Thomas Aquinas wrote: ‘The highest, the only proof of love is to love our adversary; as did the Truth himself, who while he suffered on the cross showed his love for his persecutors. “Father forgive them, for them for they know not what they do”.’
Jesus teaches us that ‘no- one has greater love than this, to lay down one’s life for one’s friends.’
Our reading today is part of Jesus’s farewell discourse to his disciples. Jesus is preparing his disciples for the next chapter, the one in which they will be taking his teaching out into the world without him. The disciples will encounter those that believe God’s word unquestioningly, those who challenge and those who openly condemn and hate them. He calls on his disciples, just as he calls on us to forgive those that hate us. Jesus lays down his life for his friends, to show that only by demonstrating love we can truly overpower our enemies.

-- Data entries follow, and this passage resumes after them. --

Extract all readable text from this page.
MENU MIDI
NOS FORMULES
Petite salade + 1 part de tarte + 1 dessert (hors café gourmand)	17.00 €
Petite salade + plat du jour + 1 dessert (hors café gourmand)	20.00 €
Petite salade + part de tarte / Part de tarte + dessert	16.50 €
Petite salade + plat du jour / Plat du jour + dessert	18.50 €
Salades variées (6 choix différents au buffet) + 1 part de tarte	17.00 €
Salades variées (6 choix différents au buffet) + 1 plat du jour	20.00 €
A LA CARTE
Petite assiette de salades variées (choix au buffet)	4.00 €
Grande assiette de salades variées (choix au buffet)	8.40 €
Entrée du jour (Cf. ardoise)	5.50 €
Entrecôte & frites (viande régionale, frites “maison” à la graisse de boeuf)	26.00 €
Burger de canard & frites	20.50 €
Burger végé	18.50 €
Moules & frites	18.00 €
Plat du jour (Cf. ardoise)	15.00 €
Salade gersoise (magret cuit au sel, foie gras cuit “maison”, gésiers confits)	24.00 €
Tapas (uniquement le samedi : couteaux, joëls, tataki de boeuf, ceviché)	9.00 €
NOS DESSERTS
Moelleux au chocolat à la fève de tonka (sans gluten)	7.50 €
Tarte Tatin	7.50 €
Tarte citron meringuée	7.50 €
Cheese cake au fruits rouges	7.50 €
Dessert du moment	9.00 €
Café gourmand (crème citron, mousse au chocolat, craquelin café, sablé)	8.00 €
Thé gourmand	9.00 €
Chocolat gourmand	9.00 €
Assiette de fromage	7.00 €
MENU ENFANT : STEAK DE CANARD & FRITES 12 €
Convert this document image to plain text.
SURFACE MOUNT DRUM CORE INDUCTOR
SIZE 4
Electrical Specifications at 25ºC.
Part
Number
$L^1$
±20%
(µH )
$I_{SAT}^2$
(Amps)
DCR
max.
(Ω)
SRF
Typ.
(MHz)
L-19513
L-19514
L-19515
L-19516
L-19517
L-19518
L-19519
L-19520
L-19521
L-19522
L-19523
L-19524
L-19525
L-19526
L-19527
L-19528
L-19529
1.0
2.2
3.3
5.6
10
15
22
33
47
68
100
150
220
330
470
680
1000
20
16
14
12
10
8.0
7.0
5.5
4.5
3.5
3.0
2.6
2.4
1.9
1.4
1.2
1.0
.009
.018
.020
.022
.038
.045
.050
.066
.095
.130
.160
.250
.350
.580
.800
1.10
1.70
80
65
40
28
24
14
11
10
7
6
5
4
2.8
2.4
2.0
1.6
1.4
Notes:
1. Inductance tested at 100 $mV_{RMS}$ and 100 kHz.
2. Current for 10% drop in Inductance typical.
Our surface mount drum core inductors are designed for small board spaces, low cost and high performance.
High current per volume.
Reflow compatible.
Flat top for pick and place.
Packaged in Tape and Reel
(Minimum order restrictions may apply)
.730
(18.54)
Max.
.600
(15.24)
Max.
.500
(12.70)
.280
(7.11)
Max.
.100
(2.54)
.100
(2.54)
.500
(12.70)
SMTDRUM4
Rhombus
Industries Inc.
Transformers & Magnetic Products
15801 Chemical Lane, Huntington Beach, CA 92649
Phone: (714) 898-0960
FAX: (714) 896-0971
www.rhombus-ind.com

This passage calls us to a life of action, to actively demonstrate our love for others. We are asked to show our love through our deeds, through our interactions and the choices that we make. The strength of the love that we demonstrate is a vital resource in the face of the hatred and violence in the world. We have been chosen, chosen by God but to abide in his love we must keep his most important commandment to love one another.
St Paul reminds us that:
‘Love is patient, love is kind, it does not envy, it does not boast, it is not proud. It does not dishonour others, it is not self-seeking, it is not easily angered, it keeps no record of wrongs. Love does not delight in evil but rejoices with the truth. It always protects, always trusts, always hopes, always perseveres.’
Let us go out and share that love with one another, knowing love is always far stronger than hatred.
I came across this beautiful blessing from Jan Richardson. She is an artist, writer and minister in the United Methodist Church in Florida. Her words seem to reflect both the need to abide in God’s love in times of challenge but also the importance of carrying that message of love and hope to others.
Blessed are you who bear the light,
Blessed are you who bear the light in unbearable times,
Who testify to its endurance amid the unendurable,
Who bear witness to its persistence,
When everything seems in shadow and grief.
Blessed are you in whom the light lives,
The brightness blazes – your heart a chapel, an altar where in the deepest night can be seen, the fire that shines forth in you, In unaccountable faith, in stubborn hope,
in love that illumines every broken thing it finds.